Mein Leben ist so zerstört wie Tonios Körper, als er von den Chirurgen des AMC geöffnet wurde.
Mein Leben ist vorbei und dient nur noch als Hülle für sein amputiertes Dasein.
Eine Kneipe oder ein Restaurant – ich darf gar nicht daran denken. Nur auf der Terrasse des Ziegenhofs im Amsterdamse Bos trinke ich ohne zu zögern Kaffee, weil ich mir einbilde, dort nie Bekannte zu treffen. Wir steigen ins Auto und fahren über das Stadionviertel und Buitenveldert (dicht am Friedhof vorbei) in den Bos.
Gestern verwiesen gelbe Schilder darauf, daß der Bosbaanweg wegen Ruderwettkämpfen geschlossen sei. Dasbedeutete einen großen Umweg durch ein nichtssagendes Viertel von Amstelveen und den südlichen Teil des Bos. Zu dieser Alternativstrecke waren wir in den vergangenen Jahren häufig gezwungen gewesen, doch trotz der regelmäßig auftauchenden gelben Schilder mit der Zahl 1 bog Mirjam jetzt wiederholt in die falsche Seitenstraße ein.

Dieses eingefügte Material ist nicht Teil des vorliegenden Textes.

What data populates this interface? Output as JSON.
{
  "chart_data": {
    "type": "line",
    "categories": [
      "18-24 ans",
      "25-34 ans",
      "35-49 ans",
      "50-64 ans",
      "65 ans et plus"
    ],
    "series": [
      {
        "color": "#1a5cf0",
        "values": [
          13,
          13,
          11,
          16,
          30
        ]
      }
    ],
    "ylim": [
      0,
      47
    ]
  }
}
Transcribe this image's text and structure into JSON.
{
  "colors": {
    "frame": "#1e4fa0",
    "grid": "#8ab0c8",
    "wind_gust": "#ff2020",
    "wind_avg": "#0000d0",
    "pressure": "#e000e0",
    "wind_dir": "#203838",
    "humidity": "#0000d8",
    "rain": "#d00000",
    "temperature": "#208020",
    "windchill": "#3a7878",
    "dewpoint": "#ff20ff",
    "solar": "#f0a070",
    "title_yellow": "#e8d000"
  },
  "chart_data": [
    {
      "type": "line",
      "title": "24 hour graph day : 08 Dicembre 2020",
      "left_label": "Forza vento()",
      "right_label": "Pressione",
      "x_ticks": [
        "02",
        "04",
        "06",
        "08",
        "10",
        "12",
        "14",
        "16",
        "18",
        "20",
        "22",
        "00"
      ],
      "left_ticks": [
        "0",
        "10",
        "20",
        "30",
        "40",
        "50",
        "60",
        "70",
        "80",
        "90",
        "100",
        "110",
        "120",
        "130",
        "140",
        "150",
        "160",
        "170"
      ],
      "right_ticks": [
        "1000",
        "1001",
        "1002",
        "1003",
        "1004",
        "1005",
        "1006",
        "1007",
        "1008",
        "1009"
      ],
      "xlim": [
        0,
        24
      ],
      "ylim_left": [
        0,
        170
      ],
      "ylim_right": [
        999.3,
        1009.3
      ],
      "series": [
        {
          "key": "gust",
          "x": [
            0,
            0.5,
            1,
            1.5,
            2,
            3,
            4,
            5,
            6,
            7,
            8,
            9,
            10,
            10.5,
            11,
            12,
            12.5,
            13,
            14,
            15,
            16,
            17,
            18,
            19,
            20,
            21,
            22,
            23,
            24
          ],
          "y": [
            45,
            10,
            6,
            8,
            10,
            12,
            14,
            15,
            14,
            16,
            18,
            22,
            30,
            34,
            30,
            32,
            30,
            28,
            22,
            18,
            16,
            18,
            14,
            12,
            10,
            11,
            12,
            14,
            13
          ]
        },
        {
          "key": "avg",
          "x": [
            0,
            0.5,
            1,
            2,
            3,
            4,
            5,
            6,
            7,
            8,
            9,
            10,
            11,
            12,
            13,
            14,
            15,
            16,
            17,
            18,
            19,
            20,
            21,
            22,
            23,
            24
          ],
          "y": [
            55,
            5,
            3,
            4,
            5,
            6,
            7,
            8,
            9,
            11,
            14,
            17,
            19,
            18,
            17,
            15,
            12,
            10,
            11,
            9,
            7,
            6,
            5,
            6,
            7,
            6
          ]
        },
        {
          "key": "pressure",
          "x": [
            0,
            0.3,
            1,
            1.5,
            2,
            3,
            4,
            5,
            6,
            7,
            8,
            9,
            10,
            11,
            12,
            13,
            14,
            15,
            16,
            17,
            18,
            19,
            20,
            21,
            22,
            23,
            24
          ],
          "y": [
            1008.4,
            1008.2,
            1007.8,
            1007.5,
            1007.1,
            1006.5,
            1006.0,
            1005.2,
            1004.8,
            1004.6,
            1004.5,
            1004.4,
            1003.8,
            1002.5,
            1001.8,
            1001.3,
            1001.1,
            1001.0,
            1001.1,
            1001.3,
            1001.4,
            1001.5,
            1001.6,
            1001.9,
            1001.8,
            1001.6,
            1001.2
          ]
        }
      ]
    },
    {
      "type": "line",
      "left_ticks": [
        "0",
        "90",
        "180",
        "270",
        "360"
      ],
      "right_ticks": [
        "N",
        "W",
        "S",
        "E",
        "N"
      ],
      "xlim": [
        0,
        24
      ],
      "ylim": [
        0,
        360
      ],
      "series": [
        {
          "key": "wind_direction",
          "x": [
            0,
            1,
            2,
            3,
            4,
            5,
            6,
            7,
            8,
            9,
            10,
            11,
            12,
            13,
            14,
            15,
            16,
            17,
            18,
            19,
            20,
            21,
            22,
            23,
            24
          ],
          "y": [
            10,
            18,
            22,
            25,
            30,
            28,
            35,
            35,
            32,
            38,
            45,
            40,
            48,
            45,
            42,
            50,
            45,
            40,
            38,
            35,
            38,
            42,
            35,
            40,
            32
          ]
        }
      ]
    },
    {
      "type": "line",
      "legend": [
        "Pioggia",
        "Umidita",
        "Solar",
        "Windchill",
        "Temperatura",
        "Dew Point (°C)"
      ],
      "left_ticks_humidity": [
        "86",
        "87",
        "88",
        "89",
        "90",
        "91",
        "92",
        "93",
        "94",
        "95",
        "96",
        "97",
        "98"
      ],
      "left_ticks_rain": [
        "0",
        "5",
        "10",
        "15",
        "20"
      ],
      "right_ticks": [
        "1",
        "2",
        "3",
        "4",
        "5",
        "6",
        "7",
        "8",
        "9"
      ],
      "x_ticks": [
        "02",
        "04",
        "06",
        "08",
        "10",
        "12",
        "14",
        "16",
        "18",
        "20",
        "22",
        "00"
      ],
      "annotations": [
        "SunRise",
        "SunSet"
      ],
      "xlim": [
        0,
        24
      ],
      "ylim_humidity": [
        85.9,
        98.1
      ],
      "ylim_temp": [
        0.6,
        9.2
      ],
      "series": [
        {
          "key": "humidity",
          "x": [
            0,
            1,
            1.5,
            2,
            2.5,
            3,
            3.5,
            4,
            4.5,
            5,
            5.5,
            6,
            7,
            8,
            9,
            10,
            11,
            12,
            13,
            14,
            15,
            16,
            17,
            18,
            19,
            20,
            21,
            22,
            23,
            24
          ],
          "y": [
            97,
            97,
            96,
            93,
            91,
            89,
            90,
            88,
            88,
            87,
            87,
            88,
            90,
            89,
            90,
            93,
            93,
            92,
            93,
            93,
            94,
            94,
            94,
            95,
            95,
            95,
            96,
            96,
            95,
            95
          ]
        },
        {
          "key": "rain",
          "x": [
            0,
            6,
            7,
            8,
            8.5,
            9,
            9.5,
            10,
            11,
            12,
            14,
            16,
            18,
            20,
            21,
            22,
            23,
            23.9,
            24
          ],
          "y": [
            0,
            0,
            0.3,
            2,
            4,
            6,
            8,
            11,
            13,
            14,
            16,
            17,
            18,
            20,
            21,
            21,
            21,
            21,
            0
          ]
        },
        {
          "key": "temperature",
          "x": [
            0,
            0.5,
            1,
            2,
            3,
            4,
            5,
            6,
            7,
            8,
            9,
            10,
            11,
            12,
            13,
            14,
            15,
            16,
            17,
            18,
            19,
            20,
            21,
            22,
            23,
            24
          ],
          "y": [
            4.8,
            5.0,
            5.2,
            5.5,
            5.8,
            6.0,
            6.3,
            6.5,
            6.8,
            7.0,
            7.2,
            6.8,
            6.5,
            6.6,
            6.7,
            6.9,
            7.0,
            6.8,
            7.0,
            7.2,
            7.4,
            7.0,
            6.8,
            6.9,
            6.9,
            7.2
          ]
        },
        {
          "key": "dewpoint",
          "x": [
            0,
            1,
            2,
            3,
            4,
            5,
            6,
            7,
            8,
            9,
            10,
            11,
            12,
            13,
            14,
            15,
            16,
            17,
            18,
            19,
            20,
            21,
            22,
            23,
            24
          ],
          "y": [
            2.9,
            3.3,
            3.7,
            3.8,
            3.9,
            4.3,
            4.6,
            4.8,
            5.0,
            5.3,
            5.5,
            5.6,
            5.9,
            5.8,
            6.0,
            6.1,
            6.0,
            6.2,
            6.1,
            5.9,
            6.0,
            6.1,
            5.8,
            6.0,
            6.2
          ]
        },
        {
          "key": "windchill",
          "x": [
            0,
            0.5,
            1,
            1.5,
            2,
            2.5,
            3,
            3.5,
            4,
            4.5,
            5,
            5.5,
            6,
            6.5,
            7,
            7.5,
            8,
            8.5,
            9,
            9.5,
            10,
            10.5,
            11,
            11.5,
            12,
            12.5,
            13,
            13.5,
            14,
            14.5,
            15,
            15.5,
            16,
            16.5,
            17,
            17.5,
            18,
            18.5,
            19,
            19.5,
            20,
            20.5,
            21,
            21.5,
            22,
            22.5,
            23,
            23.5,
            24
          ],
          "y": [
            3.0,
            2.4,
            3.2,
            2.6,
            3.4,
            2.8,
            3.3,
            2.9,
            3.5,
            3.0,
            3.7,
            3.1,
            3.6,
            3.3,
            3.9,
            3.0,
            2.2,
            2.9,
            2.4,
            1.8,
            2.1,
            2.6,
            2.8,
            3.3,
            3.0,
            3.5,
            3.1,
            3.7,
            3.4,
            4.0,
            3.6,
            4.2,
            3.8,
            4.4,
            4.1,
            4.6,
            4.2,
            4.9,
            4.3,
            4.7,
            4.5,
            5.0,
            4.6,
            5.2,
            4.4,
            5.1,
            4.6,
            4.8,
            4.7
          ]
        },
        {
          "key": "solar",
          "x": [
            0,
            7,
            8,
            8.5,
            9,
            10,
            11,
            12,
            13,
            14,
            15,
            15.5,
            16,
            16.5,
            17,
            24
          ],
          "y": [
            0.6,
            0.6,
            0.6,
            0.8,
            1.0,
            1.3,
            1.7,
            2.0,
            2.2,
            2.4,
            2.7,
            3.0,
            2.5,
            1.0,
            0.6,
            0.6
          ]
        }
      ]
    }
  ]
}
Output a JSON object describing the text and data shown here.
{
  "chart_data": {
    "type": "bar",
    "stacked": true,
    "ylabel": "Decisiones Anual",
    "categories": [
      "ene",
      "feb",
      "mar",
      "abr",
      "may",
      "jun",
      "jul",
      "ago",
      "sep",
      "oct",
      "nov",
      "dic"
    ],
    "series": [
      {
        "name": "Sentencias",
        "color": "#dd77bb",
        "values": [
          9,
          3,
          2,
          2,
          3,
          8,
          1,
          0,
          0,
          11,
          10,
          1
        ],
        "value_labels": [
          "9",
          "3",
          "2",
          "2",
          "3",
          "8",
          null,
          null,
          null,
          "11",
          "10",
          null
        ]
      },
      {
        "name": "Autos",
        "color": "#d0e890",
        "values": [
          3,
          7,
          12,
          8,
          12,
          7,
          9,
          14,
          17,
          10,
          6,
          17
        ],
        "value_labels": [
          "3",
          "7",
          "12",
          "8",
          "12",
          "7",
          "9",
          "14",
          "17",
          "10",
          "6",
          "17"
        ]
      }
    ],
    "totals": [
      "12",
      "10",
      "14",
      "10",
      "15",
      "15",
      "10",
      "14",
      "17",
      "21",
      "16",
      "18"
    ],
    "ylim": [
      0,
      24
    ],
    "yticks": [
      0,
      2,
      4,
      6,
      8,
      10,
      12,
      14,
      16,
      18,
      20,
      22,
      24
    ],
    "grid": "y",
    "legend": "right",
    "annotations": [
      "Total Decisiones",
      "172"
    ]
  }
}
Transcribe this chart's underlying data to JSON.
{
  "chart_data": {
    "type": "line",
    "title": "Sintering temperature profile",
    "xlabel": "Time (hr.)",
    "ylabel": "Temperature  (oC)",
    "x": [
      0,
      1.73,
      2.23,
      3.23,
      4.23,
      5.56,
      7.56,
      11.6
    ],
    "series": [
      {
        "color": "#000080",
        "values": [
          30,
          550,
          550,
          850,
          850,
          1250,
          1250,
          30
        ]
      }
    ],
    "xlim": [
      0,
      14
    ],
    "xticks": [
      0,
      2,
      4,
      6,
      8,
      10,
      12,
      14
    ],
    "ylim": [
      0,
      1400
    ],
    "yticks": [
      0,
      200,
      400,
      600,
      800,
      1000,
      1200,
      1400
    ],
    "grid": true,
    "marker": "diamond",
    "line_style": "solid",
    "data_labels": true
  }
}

»Wirklich, ich kann mir nichts mehr merken«, sagte sie und hielt an. »Mein Gedächtnis ist seit dem dreiundzwanzigsten Mai ein Sieb. Die einfachsten Namen … ich komme nicht drauf.«
In der ersten Woche nach Tonios Unfall fehlten ihr ganze Tage. Regelmäßig passiert es, daß sie sich im Geschäft nicht erinnern kann, was sie einkaufen wollte, und nicht einmal weiß, warum sie hineingegangen ist. Dazu drückt sie sich nachlässig aus und sucht manchmal auf störend tastende Weise nach Worten. Wenn sie etwas sagt, das sich direkt auf den Tod ihres Sohnes bezieht, unterbricht sie sich öfter mit den Worten: »Gerade war es wieder so. Als ob ich mich selbst einen Satz aus einem Theaterstück sagen höre. Als ob ich eine Rolle spreche.«
»Vergiß nicht«, sagte ich, »dein Gehirn hat einen ungeheuren Schlag durch die denkbar schlechteste Nachricht bekommen. Tonio in kritischem Zustand … Tonio gestorben … so etwas mußte dein Gehirn bisher noch nie verarbeiten. Auf so etwas ist es nicht eingerichtet. Weißt du noch, dieser Autofahrer, der gegen eine Straßenbahn gefahren war? Er saß wie tot am Steuer, ohne die kleinste Schramme. Nicht die geringste Spur von Blut. Später stellte sich heraus, daß er einem inneren Trauma erlegen war. Genauso, stelle ich mir vor, kann das Gehirn durch den Schlag einer Unglücksnachricht durcheinandergeschüttelt werden.